How to get better results from ChatGPT
The model is not the problem. If you keep getting vague, generic, or wrong answers from ChatGPT, the fix is almost always in the prompt. These 8 techniques address the most common reasons prompts fail.
- 01
Tell it who to be
Starting with "Act as a [role]" is not just a trick — it shifts the model's entire frame. "Act as a senior software engineer" produces different code explanations than no role. "Act as a skeptical editor" produces harsher, more useful feedback on your writing. The role sets the vocabulary, the level of detail, and the assumptions.
Weak
Review my code.
Strong
Act as a senior backend engineer doing a code review. Review the code below for security issues, performance problems, and readability. Be direct and specific about what needs to change and why.
- 02
Specify the format before you ask
If you don't say what format you want, ChatGPT decides for you — and its default is often prose when you need bullets, or bullets when you need prose. State the format upfront: "Give me a numbered list", "Format as a table with columns X, Y, Z", "Write 3 short paragraphs, no headers."
Weak
What are the pros and cons of remote work?
Strong
List the top 5 pros and top 5 cons of remote work in a markdown table. Each cell should be one sentence. Target audience: a CEO deciding whether to go fully remote.
- 03
Give it the context it cannot guess
ChatGPT knows nothing about your situation unless you tell it. Who is the audience? What has already been tried? What decision will this output inform? What constraints exist? Every piece of context you add removes a guess it has to make, and guesses are where generic output comes from.
Weak
Write a product description for my app.
Strong
Write a product description for Deepclario — an AI prompt analyzer. Target audience: marketing professionals who use ChatGPT daily but are frustrated with inconsistent results. Key differentiator: it asks clarifying questions before rewriting, so the output is tailored, not generic. Tone: confident and direct. Length: 80 words max.
- 04
Add negative constraints
Telling ChatGPT what NOT to do is as powerful as telling it what to do. Common useful negatives: "No bullet points", "Don't use corporate jargon", "Don't hedge with phrases like 'it's worth noting'", "Don't repeat the question back to me", "No more than 200 words."
Weak
Write an executive summary.
Strong
Write an executive summary of the report below.

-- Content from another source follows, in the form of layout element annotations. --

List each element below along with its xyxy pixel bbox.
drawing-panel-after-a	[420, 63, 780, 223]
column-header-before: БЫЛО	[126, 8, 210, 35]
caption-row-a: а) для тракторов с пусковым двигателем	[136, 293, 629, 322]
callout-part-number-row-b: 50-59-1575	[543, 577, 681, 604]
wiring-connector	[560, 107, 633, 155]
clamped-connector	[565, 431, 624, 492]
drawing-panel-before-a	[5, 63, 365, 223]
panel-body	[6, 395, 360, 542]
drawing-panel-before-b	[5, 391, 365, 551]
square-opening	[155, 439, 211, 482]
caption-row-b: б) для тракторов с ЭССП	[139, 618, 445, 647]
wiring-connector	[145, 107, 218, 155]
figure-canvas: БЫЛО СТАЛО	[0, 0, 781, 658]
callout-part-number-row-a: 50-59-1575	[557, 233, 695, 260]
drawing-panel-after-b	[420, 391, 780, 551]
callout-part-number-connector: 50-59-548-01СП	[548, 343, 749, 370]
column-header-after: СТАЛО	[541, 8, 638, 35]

Max 150 words. No bullet points — prose only. Do not start with "This report..." Start with the most important finding.
- 05
Ask for multiple variations
Instead of asking for one version and editing it to death, ask for 3-5 variations upfront. "Give me 5 subject line options for this email" or "Write 3 versions of this headline — one formal, one casual, one provocative." You will almost always find one that is close to what you want, or combine the best parts.
Weak
Write a subject line for my cold email.
Strong
Write 5 subject line options for a cold email selling a B2B SaaS tool to heads of marketing. The tool saves 3 hours per week on reporting. Vary the angle: curiosity, benefit, social proof, question, and directness — one of each.
- 06
Use chain-of-thought for hard problems
For complex reasoning tasks, adding "think step by step" or "reason through this before giving your final answer" dramatically improves accuracy. It forces the model to work through the problem rather than pattern-matching to a surface-level answer.
Weak
Should I raise prices?
Strong
I run a SaaS with 200 customers paying $49/mo. My churn is 3%/mo. My main competitor charges $79/mo. Think step by step: what factors should I consider before raising prices, and what would you recommend, and why?
- 07
Iterate instead of starting over
The first output is a draft, not a failure. Follow up with specific refinements: "The third paragraph is too long — cut it in half", "The tone is too formal — rewrite in a more conversational voice", "This is good but I need it to be more specific about X." Each follow-up teaches ChatGPT more about what you want.
Weak
[starts a new chat and tries again]
Strong
"This is good but the opening is too generic. Rewrite just the first paragraph to start with a specific, surprising fact about the problem instead."
- 08
Show an example of what good looks like
If you have an example of output you like — a previous email, a competitor's copy, a paragraph you wrote — paste it in. "Write something like this:" followed by your example is one of the most powerful prompt techniques. The model will match the structure, rhythm, and tone far more accurately than any description.
Weak
Write a bio for my LinkedIn.
Strong
Write a LinkedIn bio for me in the style of this example: [paste in a bio you admire]. My details: [your actual details]. Match the tone and structure but make it specific to my background.